Solr Strip html when highlighting with stored html

2019-07-11 07:53发布

问题:

Using Solr and Sunspot in rails.

I am searching on an html field using a field type like this:

<fieldType name="text_html" class="solr.TextField" omitNorms="false">
  <analyzer>
    <tokenizer class="solr.StandardTokenizerFactory"/>
    <charFilter class="solr.HTMLStripCharFilterFactory"/>
    <filter class="solr.StandardFilterFactory"/>
    <filter class="solr.LowerCaseFilterFactory"/>
    <filter class="solr.ISOLatin1AccentFilterFactory"/>
    <filter class="solr.PorterStemFilterFactory"/>
  </analyzer>
</fieldType>

I am then performing a search and using a stored field so that I can return highlighted text in the results. The problem I am having is that the stored value has the original html text in it. For example: a search on 'news' is returning:

"community connection to @@@hl@@@news@@@endhl@@@, sports, local deals and all the latest conversations.</div>\n</div>\n</div>"

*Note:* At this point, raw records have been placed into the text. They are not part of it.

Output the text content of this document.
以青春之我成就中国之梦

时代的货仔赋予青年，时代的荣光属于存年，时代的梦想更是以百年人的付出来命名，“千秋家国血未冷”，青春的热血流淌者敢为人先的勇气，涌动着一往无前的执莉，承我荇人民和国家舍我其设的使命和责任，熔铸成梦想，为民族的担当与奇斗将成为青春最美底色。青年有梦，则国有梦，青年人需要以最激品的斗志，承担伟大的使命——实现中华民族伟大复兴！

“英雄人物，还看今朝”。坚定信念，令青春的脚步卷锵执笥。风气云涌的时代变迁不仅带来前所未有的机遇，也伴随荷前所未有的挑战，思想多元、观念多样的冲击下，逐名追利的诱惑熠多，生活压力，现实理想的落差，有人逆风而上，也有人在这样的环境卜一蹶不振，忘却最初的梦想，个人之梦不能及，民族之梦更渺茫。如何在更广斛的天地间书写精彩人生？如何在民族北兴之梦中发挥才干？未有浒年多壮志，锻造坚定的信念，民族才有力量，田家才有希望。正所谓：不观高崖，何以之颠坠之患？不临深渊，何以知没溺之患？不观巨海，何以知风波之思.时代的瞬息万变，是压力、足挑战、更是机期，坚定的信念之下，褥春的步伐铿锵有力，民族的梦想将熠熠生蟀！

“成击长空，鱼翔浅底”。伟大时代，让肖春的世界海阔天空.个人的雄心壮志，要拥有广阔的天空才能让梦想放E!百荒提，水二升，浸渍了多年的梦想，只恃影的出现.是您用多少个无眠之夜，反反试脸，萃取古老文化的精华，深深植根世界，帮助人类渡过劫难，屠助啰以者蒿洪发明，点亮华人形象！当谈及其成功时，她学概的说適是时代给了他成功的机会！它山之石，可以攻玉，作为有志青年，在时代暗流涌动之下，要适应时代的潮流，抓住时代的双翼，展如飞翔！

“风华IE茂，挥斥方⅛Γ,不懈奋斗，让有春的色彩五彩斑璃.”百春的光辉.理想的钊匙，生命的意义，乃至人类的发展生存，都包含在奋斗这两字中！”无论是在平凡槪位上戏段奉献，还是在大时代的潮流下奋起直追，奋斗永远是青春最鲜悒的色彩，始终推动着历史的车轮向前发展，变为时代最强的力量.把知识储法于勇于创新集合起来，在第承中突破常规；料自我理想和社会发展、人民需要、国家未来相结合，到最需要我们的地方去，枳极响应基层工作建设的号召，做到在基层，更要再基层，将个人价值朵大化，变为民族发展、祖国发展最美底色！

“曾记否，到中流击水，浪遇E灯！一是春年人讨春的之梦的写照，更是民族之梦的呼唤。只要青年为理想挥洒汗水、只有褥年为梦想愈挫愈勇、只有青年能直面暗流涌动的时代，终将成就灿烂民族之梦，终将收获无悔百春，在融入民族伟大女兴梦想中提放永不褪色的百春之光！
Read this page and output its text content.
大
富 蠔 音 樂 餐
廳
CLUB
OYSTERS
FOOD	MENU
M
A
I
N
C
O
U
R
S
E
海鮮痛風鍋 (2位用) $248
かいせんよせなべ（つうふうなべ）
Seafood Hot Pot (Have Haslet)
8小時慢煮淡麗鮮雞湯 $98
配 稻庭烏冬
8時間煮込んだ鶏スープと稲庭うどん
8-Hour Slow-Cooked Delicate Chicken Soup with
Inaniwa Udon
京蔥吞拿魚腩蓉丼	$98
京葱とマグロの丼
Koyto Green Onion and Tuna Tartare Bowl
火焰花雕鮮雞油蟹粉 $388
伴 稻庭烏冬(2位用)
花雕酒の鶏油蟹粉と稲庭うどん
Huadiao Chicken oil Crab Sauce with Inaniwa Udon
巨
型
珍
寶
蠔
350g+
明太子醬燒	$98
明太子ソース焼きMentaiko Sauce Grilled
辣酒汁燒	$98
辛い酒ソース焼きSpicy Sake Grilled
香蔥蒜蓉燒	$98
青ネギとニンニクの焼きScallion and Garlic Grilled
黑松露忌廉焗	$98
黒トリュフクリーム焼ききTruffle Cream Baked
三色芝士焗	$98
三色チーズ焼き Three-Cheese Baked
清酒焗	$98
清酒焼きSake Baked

I then want to replace tags @@@hl@@@, @@@endhl@@@ with html wrapped tags.

Do I need to manually strip out the original html tags (divs, etc) tags out myself or is there a way to get the stored value to already have html tags stripped out?

I know how to do this manually, just wanted to make sure I wasn't missing something in the schema.xml or solrconfig.xml.

Thanks

回答1:

You will need to manually strip that data/formatting out either prior to inserting into Solr or after retrieving from the index. The Analyzers, Tokenizers, and Token Filters in Solr run against the field and perform their actions against the value passed prior to inserting tokens/terms into the index for that document or during the query processing. However, it will always store the field value for returning with query results in the original form passed in.

If you happen to be using the DataImportHandler to load your data into Solr, it provides an HtmlStripTransformer and/or RegExTransformer you could leverage to remove the html tags.



回答2:

For my project I also needed to strip HTML tags before indexing, and my google search brought me here first. After a short visit to the docs linked to by Paige Cook, I spotted where the problem with your schema.xml might be.

According to Solr documentation, <charFilter> tags must come before the <tokenizer> tag.

So I think you should have something like this:

<fieldType name="text_html" class="solr.TextField" omitNorms="false">
  <analyzer>
    <charFilter class="solr.HTMLStripCharFilterFactory"/>
    <tokenizer class="solr.StandardTokenizerFactory"/>
    <filter class="solr.StandardFilterFactory"/>
    <filter class="solr.LowerCaseFilterFactory"/>
    <filter class="solr.ISOLatin1AccentFilterFactory"/>
    <filter class="solr.PorterStemFilterFactory"/>
  </analyzer>
</fieldType>